Meta recently announced a long-term research partnership to study the human brain. According to the company, it intends to use the results of this study to “guide the development of AI that processes speech and text as efficiently as humans.”
This is the latest in Meta’s ongoing quest for the machine learning equivalent of alchemy: generating thoughts from speech.
The big idea: Meta wants to understand exactly what goes on in people’s brains when they process language. Then it will somehow use that data to develop an AI capable of understanding speech.
According to Meta AI, the company has spent the past two years developing an AI system to process datasets of brainwave information to gain insights into how the brain handles communication.
Now the company is working with research partners to create its own databases.
According to a Meta AI blog post:
Our collaborators at NeuroSpin create an original neuroimaging dataset to expand this research. We will open source the dataset, deep learning models, code, and research papers resulting from these efforts to advance discoveries in both the AI and neuroscience communities. All of this work is part of Meta AI’s broader investments toward human-level AI that learns from limited or no supervision.
The plan is to develop an end-to-end decoder for the human brain. This would involve building a neural network capable of translating raw brainwave data into words or images.

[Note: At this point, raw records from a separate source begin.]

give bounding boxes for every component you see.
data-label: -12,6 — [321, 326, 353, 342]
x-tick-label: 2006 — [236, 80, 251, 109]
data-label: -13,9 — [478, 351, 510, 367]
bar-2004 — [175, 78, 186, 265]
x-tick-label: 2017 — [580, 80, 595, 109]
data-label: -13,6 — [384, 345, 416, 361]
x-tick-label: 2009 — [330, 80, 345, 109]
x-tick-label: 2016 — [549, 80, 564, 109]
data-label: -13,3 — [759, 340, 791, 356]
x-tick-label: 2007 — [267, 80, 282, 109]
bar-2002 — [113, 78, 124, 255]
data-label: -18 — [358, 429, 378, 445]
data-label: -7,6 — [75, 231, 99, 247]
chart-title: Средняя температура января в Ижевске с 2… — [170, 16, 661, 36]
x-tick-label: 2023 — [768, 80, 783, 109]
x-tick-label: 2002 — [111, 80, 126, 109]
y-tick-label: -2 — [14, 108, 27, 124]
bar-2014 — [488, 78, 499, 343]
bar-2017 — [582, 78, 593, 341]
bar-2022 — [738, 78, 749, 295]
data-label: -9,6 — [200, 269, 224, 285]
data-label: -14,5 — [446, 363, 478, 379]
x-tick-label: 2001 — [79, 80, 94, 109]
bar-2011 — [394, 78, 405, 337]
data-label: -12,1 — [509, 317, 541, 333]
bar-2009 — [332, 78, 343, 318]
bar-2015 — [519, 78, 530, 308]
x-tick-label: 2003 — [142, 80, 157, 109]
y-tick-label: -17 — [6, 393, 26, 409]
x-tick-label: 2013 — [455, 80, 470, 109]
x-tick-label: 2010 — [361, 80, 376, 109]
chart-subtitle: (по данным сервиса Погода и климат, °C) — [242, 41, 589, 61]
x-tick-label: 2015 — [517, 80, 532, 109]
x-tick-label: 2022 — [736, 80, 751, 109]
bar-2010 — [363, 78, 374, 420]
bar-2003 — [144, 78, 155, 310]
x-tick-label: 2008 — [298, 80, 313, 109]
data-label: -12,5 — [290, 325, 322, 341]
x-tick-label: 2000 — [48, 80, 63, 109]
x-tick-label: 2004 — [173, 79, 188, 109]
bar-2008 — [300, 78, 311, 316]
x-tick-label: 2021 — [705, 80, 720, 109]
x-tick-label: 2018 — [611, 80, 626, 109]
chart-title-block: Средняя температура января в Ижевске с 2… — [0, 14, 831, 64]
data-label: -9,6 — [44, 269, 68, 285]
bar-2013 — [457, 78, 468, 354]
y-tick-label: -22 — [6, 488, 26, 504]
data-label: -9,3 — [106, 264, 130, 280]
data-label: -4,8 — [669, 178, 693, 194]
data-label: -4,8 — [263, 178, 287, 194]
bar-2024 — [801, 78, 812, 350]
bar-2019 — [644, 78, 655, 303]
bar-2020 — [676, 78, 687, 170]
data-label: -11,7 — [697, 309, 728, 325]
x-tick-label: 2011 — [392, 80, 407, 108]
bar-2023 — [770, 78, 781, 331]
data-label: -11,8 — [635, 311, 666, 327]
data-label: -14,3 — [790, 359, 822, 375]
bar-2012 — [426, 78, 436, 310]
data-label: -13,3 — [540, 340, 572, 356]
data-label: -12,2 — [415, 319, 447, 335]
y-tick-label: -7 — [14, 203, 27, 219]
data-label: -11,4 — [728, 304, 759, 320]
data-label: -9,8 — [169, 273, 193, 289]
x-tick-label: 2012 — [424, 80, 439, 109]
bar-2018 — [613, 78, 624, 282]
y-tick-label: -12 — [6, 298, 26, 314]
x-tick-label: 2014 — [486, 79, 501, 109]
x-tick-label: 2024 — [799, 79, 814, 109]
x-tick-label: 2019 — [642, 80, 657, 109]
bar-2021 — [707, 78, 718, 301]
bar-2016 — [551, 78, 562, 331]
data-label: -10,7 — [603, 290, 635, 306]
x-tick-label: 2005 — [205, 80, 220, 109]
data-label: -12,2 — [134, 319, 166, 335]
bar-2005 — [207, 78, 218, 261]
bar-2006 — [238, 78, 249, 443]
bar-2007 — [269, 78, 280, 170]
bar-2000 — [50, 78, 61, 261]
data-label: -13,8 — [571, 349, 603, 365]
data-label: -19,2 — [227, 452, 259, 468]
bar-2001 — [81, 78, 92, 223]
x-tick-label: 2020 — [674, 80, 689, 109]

That sounds pretty outlandish, but things quickly spiral into unfamiliar territory as the blog post continues under a sub-headline titled “Towards Human-Level AI”:
Taken together, these studies support an exciting possibility — there are indeed quantifiable similarities between brains and AI models. And these similarities can help provide new insights into how the brain works. This opens up new avenues in which neuroscience will guide the development of smarter AI and where AI, in turn, will help uncover the wonders of the brain.
Meta seems to be following in OpenAI’s footsteps here. Both companies have vested interests in developing artificial general intelligence (AGI) — or an AI that’s generally capable of doing anything a human can.
OpenAI claims AGI is its only mission, while Meta appears to be more of a dilettante while focusing on building the metaverse.
But they both go about it the same way: by trying to access it through natural language processing (NLP).
It is unclear how predicting speech from brainwaves will lead to human-level speech recognition. Just as it is unclear how GPT-3 or future text generators will lead to AGI.
It must be argued that instead of a clear goal, researchers are merely attempting to solve problems in the general realm of human understanding en route to the eventual promise of AGI.
But there’s also the idea that deep learning isn’t robust enough to sufficiently mimic or emulate the human brain to build machines capable of human thinking.
Ultimately, Meta’s work is important in developing machine learning models to analyze brain activity. It’s possible that it could be helpful in expanding our understanding of how the brain works.
But it seems a bit far-fetched to categorize the endeavor as part of the quest for machines capable of human thinking. You’re not teaching the AI to understand speech, you’re teaching it to predict brainwave activity.
Based on the accompanying research cited in the company’s announcement, it appears that Meta is no closer to finding the secret sauce that will turn data-driven insights into something provides vital heat to AI than Tesla or OpenAI is.
Tesla AI could play a role in AGI as it trains against the outside world, especially with the advent of Optimus
— Elon Musk (@elonmusk) January 19, 2022
It’s time Big Tech stopped looking at every AI advancement as a direct bridge to tomorrow’s sentient robots. And maybe it’s time to consider a different approach to AGI, too.